Windenbergung in der Nacht: „Wie Rückwärtseinparken ohne Licht“

Windenbergung in der Nacht: „Wie Rückwärtseinparken ohne Licht“
Die ARA-Flugrettung könnte als erste Flugrettungsorganisation in Österreich grünes Licht für nächtliche Windenbergungen erhalten

Die Alarmierung erfolgt gegen 21.30 Uhr: Zwei Wanderer sind in Bergnot geraten, sie können in der Dunkelheit weder vor und zurück. Der „RK1“-Hubschrauber der ARA-Flugrettung hebt vom Stützpunkt in Fresach (Bezirk Villach-Land) ab. Wenig später werden zwischen Bäumen die Verletzten ausgemacht. Und dann passiert etwas, was es in dieser Form in Österreich bisher nicht gab: Eine Windenrettung des Verletzten bei Nacht.

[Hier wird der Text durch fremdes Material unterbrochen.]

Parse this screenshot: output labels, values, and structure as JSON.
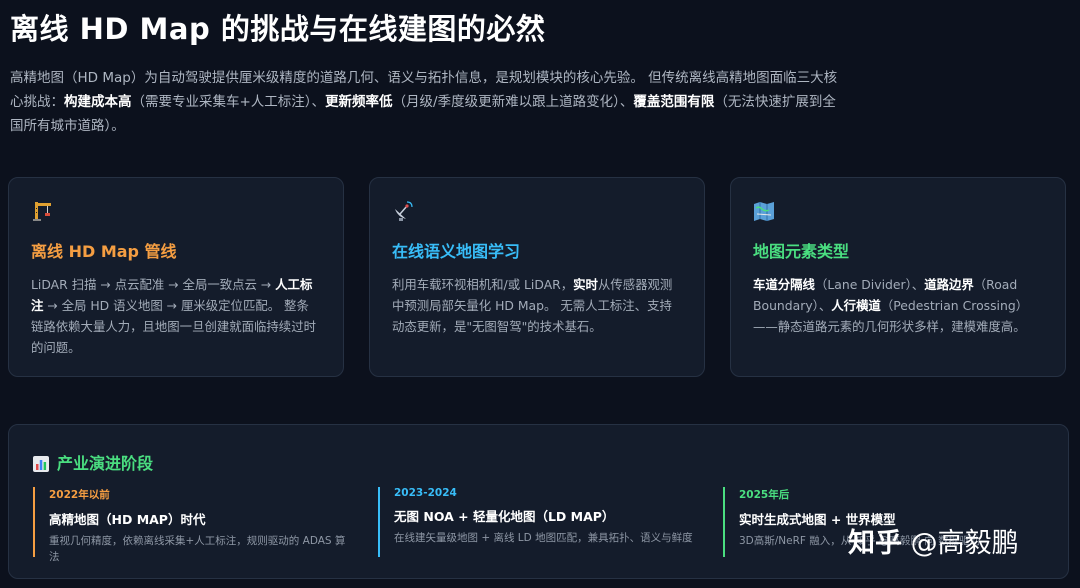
{
  "title": "离线 HD Map 的挑战与在线建图的必然",
  "intro": {
    "text1": "高精地图（HD Map）为自动驾驶提供厘米级精度的道路几何、语义与拓扑信息，是规划模块的核心先验。 但传统离线高精地图面临三大核心挑战：",
    "bold1": "构建成本高",
    "text2": "（需要专业采集车+人工标注）、",
    "bold2": "更新频率低",
    "text3": "（月级/季度级更新难以跟上道路变化）、",
    "bold3": "覆盖范围有限",
    "text4": "（无法快速扩展到全国所有城市道路）。"
  },
  "cards": [
    {
      "icon": "construction-crane-icon",
      "title": "离线 HD Map 管线",
      "title_color": "#f59e42",
      "body_a": "LiDAR 扫描 → 点云配准 → 全局一致点云 → ",
      "body_bold": "人工标注",
      "body_b": " → 全局 HD 语义地图 → 厘米级定位匹配。 整条链路依赖大量人力，且地图一旦创建就面临持续过时的问题。"
    },
    {
      "icon": "satellite-dish-icon",
      "title": "在线语义地图学习",
      "title_color": "#38bdf8",
      "body_a": "利用车载环视相机和/或 LiDAR，",
      "body_bold": "实时",
      "body_b": "从传感器观测中预测局部矢量化 HD Map。 无需人工标注、支持动态更新，是\"无图智驾\"的技术基石。"
    },
    {
      "icon": "map-icon",
      "title": "地图元素类型",
      "title_color": "#4ade80",
      "b1": "车道分隔线",
      "t1": "（Lane Divider）、",
      "b2": "道路边界",
      "t2": "（Road Boundary）、",
      "b3": "人行横道",
      "t3": "（Pedestrian Crossing）——静态道路元素的几何形状多样，建模难度高。"
    }
  ],
  "timeline": {
    "icon": "bar-chart-icon",
    "title": "产业演进阶段",
    "phases": [
      {
        "time": "2022年以前",
        "color": "#f59e42",
        "name": "高精地图（HD MAP）时代",
        "desc": "重视几何精度，依赖离线采集+人工标注，规则驱动的 ADAS 算法"
      },
      {
        "time": "2023-2024",
        "color": "#38bdf8",
        "name": "无图 NOA + 轻量化地图（LD MAP）",
        "desc": "在线建矢量级地图 + 离线 LD 地图匹配，兼具拓扑、语义与鲜度"
      },
      {
        "time": "2025年后",
        "color": "#4ade80",
        "name": "实时生成式地图 + 世界模型",
        "desc": "3D高斯/NeRF 融入，从 知乎 @高毅鹏 向 数据驱动"
      }
    ]
  },
  "watermark": {
    "brand": "知乎",
    "handle": "@高毅鹏"
  }
}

Das oben beschriebene Szenario ist eine Übungssituation, die Dienstagnacht anlässlich des 20-jährigen Bestehens der rot-weiß-roten Hubschrauber der ARA-Flugrettung in Österreich vorgeführt wurde. Doch die nächtliche Windenrettung könnte bald Realität werden.

Go von Behörden

„Wir warten nur mehr darauf, dass uns die Behörde die Zustimmung erteilt. Es hat bereits einen Demo-Flug in Tirol gegeben. Wir sind zuversichtlich, dass es ein Go geben wird. Wir wären dann die erste Luftrettungsorganisation in Österreich und Deutschland, die eine Windenrettung auch bei Dunkelheit durchführt“, sagt ARA-Geschäftsführer, Thomas Jank. Mit dem grünem Licht der Austro Control könnte es im Herbst soweit sein.

Die nächtliche Windenbergung könnte dann bereits im kommenden Winter zum Einsatz kommen. Bis zum offiziellen Startschuss dürfen die rund 80 Mitarbeiter der ARA die Bergung zumindest trainieren. „Im Hochgebirge ist eine Windenbergung bei Nacht eine echte Herausforderung. Man muss sich das so vorstellen, als ob man mit seinem Auto in einem Parkhaus ist, das Licht geht aus, du siehst nichts, und dein Kollege auf der Rückbank des Autos weist dich in eine kleine Parklücke ein. Also Rückwärtseinparken ohne Licht. Jeder Schritt wird mit Checklisten abgearbeitet“, erklärt ein Pilot vor dem Demonstrationsflug.

Umsteigen während des Fluges

Beim Flug selbst wird rasch klar, wie gut das Team zusammenspielen muss: Denn der Winden-Operator, der für die Winde verantwortlich ist, sitzt vor dem Einsatz aus Sicherheitsgründen als Co-Pilot neben dem Piloten im Cockpit.

Sobald der Pilot in den Schwebeflug geht, steigt der Winden-Operator außen über die Kufen in den hinteren Teil des Hubschraubers. Dann wird der Notarzt oder Sanitäter mit der Seilwinde zum Verletzten hinuntergelassen. „Der große Vorteil einer Winden- gegenüber einer Seilbergung ist, dass man viel schneller bei der Bergung ist. Mit einem Seil benötigt man zunächst einen Zwischenlandeplatz, bei dem der Flugretter am Seil angehängt wird, dann wird er zum Verletzten transportiert, dann geht es wieder zu einem Zwischenlandeplatz, um den Verletzten in den Hubschrauber einzuladen“, erklärt ein anwesender Pilot das Prozedere. Bei der Windenbergung sei die Verladung des Verletzten während des Fluges möglich – ohne Zwischenlandung.

Neuer saisonaler Standort in Aussicht

Eine Verteuerung bei der Abrechnung der Flugminuten (aktuell 119 Euro pro Minute) soll die Windenbergung laut Geschäftsführer Jank nicht mit sich bringen.

Neben der Windenbergung in der Nacht könnte der Winter für die ARA-Flugrettung in Kärnten noch eine Neuerung bereithalten: Im Skigebiet Nassfeld soll ein saisonaler Helikopterstandort für einen rot-weiß-roten Hubschrauber entstehen.

Sollte die Windenbergung bei Dunkelheit tatsächlich kommen, würde dies die Flugrettung auch ihrem Ziel näherbringen, auf einen 24-Stunden-Flugbetrieb umzustellen. „Wir sind bereit für den 24-Stunden-Betrieb. Aber das ist eine Frage der Politik, weil es auch finanziert werden muss. Wir haben die Maschinen und das Verfahren“, sagt Jank.